AM: The coronavirus pandemic has forced all sectors to transform and adapt to a new normal. How has this process been at Minsa in the U.S.?
IA: “We have noticed that the pandemic mainly affected products that were sold to foodservice customers such as restaurants, casinos, taquerias, etc. because they were forced to close to promote social distancing. On the other hand, the products that were sold in supermarkets are those that increased sales. Under this new scenario, adjustments had to be made to our production and sales plans. ”
AM: What future awaits the Hispanic food industry in the U.S.?
IA: “Under this uncertain scenario, we bet that the food industry is considered essential and that we should have consistent sales. In general, the last six months of the year have been the best in our industry, due to the festivities of the Latino community in the U.S., starting with the national holidays and the end of the year with Christmas and New Year celebrations. Still, and with all my optimism, we are not finished with this problem of the Covid-19, and we don’t know the financial and economic consequences that all this may have in the future.
I remain hopeful that the impact will be minimal, and we will get out of this soon, and our economy will recover soon. ”
AM: How will Minsa continue to grow in the U.S. market?
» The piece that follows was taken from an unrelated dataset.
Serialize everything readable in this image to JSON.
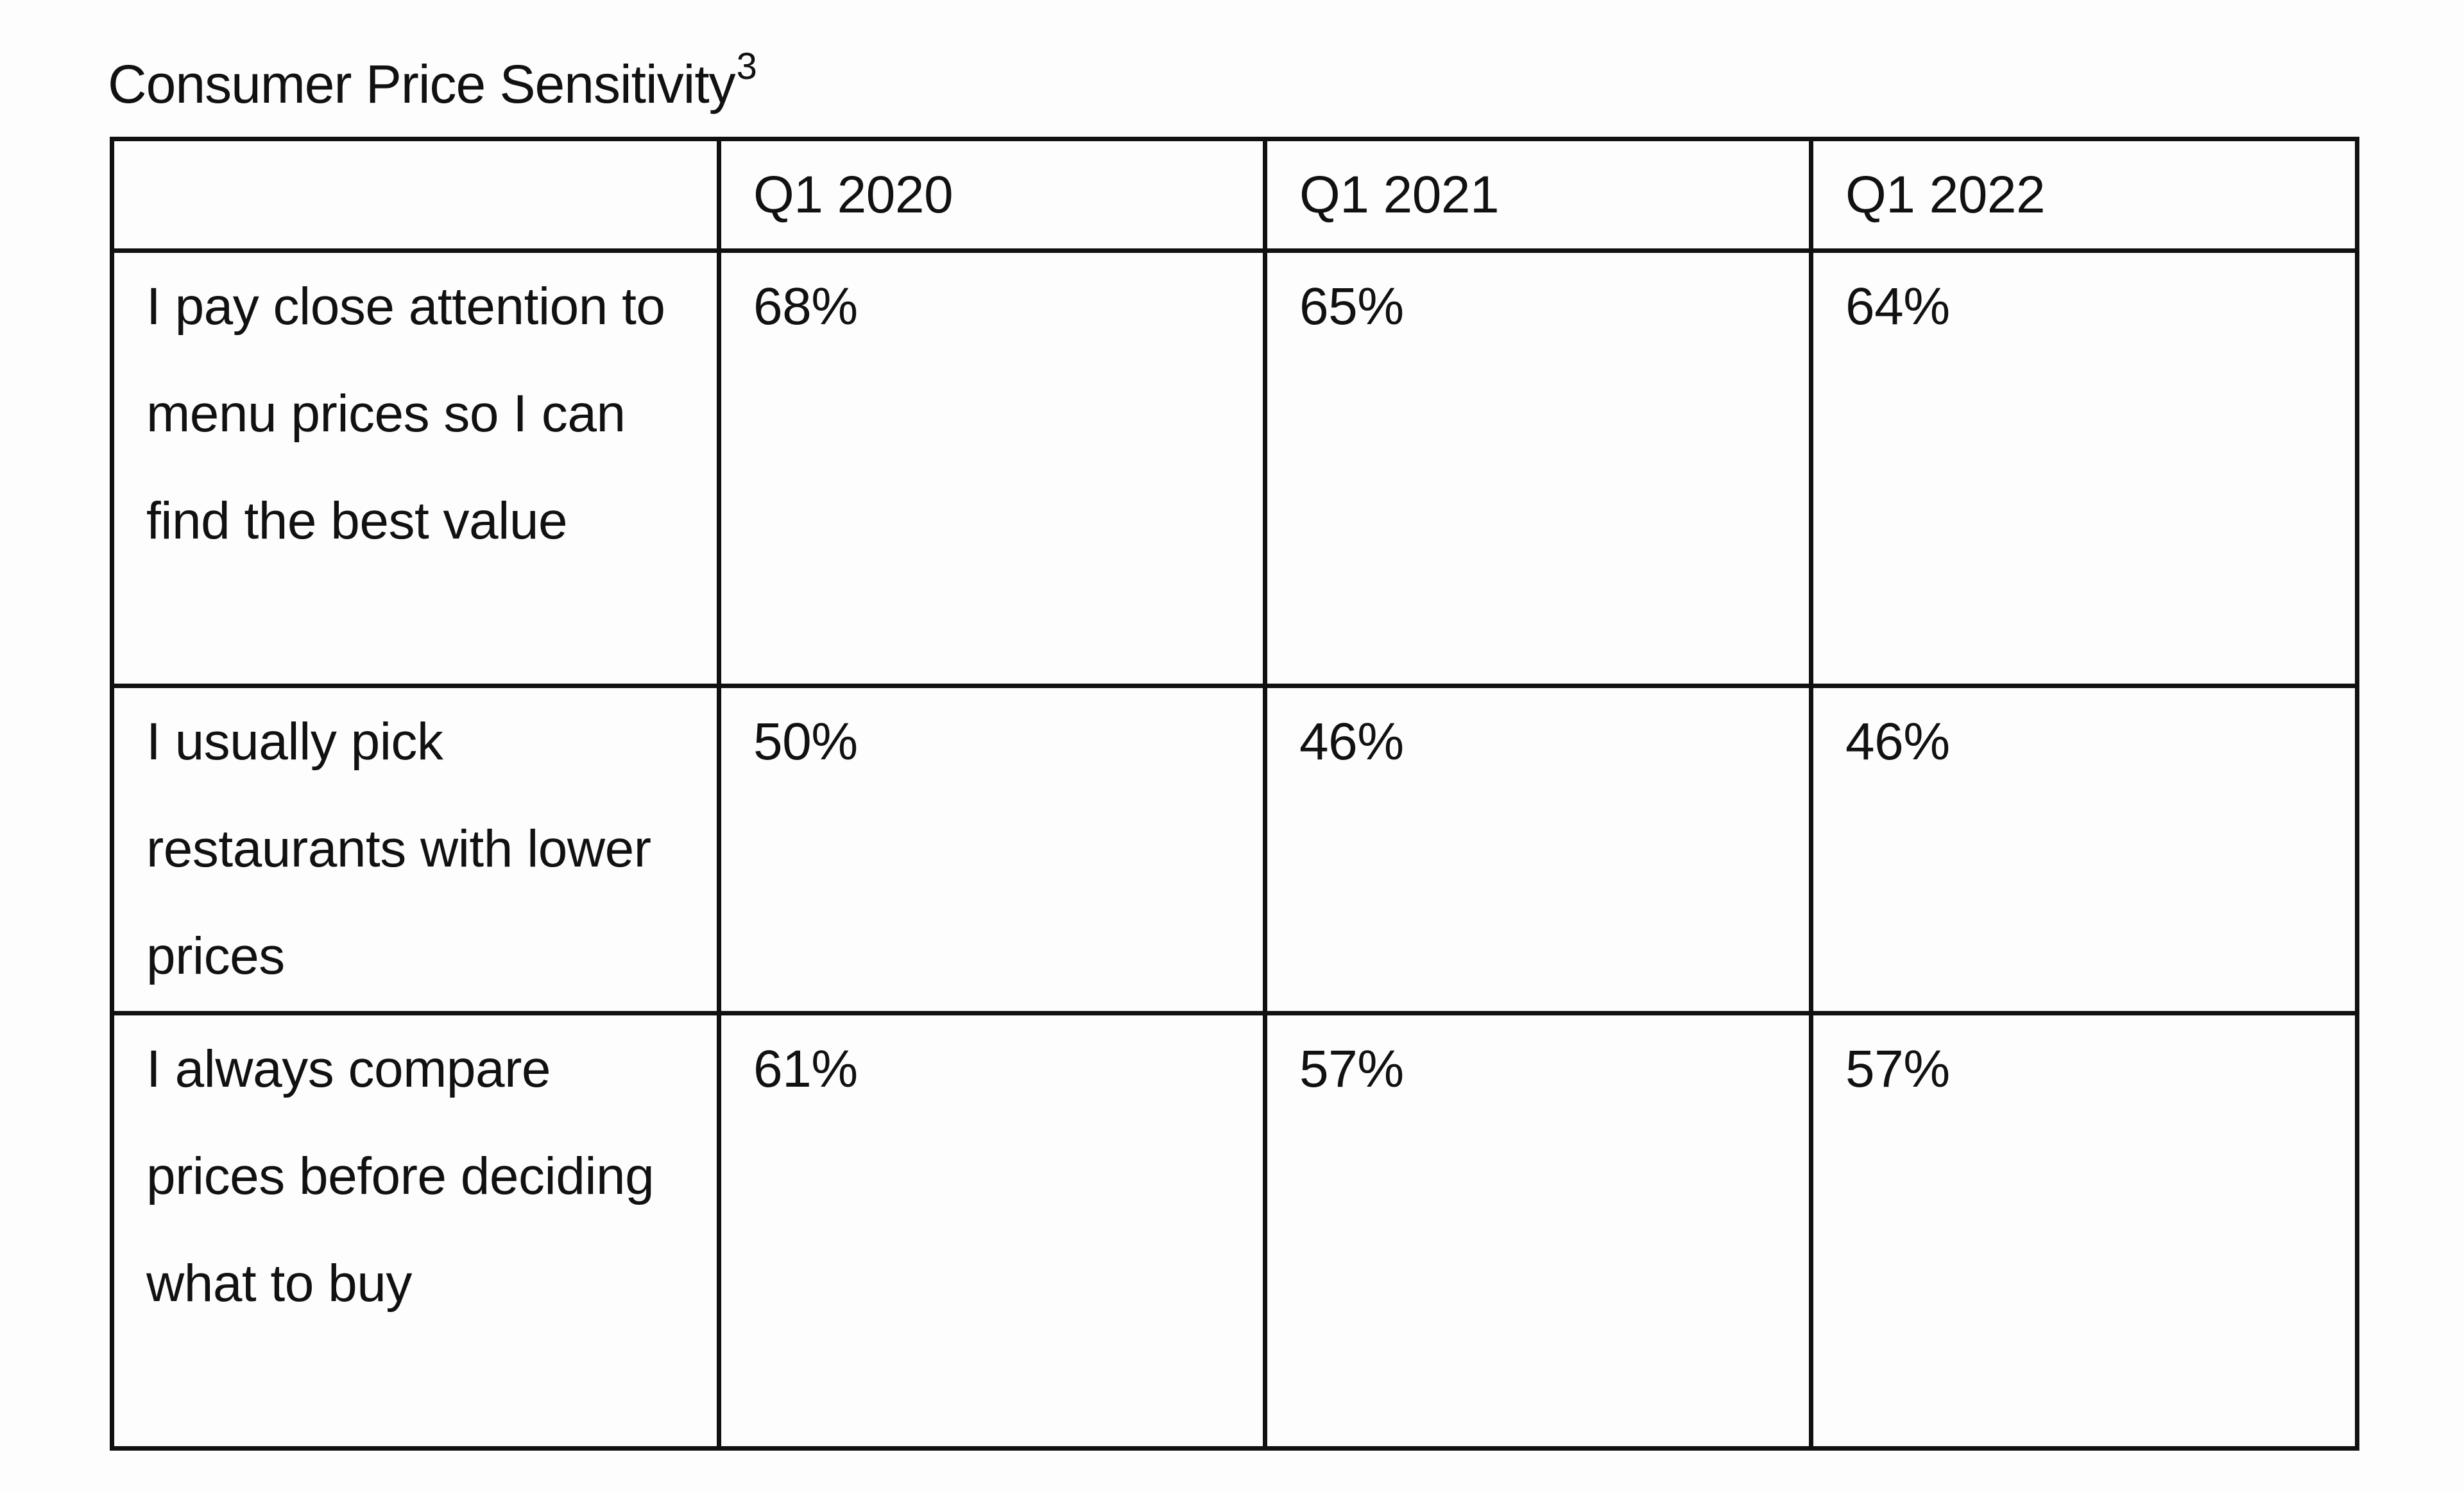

IA: “Offering quality, functional products that meet specific customer needs. Offering products with consistency in smell, taste, color, and performance. Promoting them in supermarket chains and with distributors. By creating a business in which we can offer all the benefits, including a fair price.”
The relaunch of Minsa USA
In January 2018, Minsa sold the mills in the U.S to Bunge and gave it for two years of exclusive use of the Minsa brand to market it within the country. Minsa continued to operate normally in Mexico, but during those two years (from January 2018 to January 2020), the company was unable to sell its products within the United States. At the end of this period, in January 2020, Bunge stopped marketing the Minsa brand and removed it from its product portfolio.
Since February 1st, 2020, Minsa resumed the full right of the brand and began the process of relaunching the brand in the U.S. The new company is called “Minsa USA, Inc.” and it has substantial and aggressive expansion plans, offering quality products and with the tradition of more than 60 years that support them.